General Motors CEO Charles Wilson’s statement in 1953 that “what is good for the country is good for General Motors and vice versa” may be a touch hubristic, but it would not be inappropriate for governments explicitly to recognize that business, not government, creates the jobs, income, and prosperity on which all else depends.
Some degree of tension between business and government is a good thing. I am suspicious when the interests of government and business appear perfectly aligned: it usually means that the business in question has bought the policy and regulatory decisions that best suit it. When a country announces that it is “open for business” it usually means that its politicians and policies are for sale to the highest bidder. Nevertheless, when a government acts with such overt hostility to business as the Australian government has done, it is usually attributable to a toxic combination of ideology, ignorance, and self-interest.
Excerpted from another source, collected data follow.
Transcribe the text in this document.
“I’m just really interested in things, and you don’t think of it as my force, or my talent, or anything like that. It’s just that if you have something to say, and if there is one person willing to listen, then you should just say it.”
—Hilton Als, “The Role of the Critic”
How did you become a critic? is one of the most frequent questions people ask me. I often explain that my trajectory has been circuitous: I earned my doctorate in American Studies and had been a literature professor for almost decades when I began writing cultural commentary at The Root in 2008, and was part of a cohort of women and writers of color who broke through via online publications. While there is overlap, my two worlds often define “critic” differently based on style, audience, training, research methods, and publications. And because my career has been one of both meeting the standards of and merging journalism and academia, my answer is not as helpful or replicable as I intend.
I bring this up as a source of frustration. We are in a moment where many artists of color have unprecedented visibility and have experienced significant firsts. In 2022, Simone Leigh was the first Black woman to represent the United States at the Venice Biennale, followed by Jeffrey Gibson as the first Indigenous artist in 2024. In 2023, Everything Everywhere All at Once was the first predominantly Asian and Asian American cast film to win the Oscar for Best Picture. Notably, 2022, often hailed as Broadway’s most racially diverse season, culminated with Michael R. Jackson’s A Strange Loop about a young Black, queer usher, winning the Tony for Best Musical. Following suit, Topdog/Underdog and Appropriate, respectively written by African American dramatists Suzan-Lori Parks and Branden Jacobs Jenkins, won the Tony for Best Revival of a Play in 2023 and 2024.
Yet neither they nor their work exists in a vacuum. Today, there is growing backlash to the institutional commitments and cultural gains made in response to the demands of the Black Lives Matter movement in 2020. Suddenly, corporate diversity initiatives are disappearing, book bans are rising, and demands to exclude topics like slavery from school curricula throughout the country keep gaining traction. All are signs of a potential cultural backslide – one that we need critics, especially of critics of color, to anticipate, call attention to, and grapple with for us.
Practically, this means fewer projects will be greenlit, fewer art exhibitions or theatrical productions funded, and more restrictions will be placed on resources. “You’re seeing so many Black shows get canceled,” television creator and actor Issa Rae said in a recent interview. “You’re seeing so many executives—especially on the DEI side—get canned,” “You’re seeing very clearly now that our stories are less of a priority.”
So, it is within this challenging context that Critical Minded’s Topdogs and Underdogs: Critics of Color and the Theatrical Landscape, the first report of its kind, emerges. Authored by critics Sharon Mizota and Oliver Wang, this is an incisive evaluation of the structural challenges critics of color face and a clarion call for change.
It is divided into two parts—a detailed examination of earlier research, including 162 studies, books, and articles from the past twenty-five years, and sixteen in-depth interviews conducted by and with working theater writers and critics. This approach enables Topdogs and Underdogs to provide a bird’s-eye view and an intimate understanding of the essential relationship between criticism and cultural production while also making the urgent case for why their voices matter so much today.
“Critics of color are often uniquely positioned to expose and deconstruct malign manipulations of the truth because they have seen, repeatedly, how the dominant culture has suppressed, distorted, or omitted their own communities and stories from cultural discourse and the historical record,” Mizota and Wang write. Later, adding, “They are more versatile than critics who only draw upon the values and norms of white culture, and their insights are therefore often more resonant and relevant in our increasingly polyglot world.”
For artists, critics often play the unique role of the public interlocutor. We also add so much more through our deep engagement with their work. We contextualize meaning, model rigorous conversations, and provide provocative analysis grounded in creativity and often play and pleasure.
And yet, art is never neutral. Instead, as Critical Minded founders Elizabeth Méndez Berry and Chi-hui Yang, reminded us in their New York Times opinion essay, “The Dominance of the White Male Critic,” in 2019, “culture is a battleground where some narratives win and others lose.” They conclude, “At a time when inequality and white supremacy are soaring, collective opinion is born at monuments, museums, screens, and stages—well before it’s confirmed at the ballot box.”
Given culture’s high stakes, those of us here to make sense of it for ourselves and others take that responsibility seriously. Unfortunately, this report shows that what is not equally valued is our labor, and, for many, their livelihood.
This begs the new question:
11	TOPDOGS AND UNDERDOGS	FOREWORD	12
It is hard to know to what extent Labor’s anti-business stance is a cynical and populist political gambit that has backfired badly, or a reflection of deeply held beliefs. In either case it is a sure sign – and one that voters will be quick to act on – that 11 years in the political wilderness were not enough to transform Labor into a party capable of governing responsibly. In Britain it took Labour 18 years in opposition to turn itself into a credible governing party and it took the Conservatives 13 years in opposition to New Labour to do the same. Not ready for prime time, Australia’s Labor Party needs to go back to the woodshed for more practice. I don’t even want to think what this implies for the Republicans in the United States.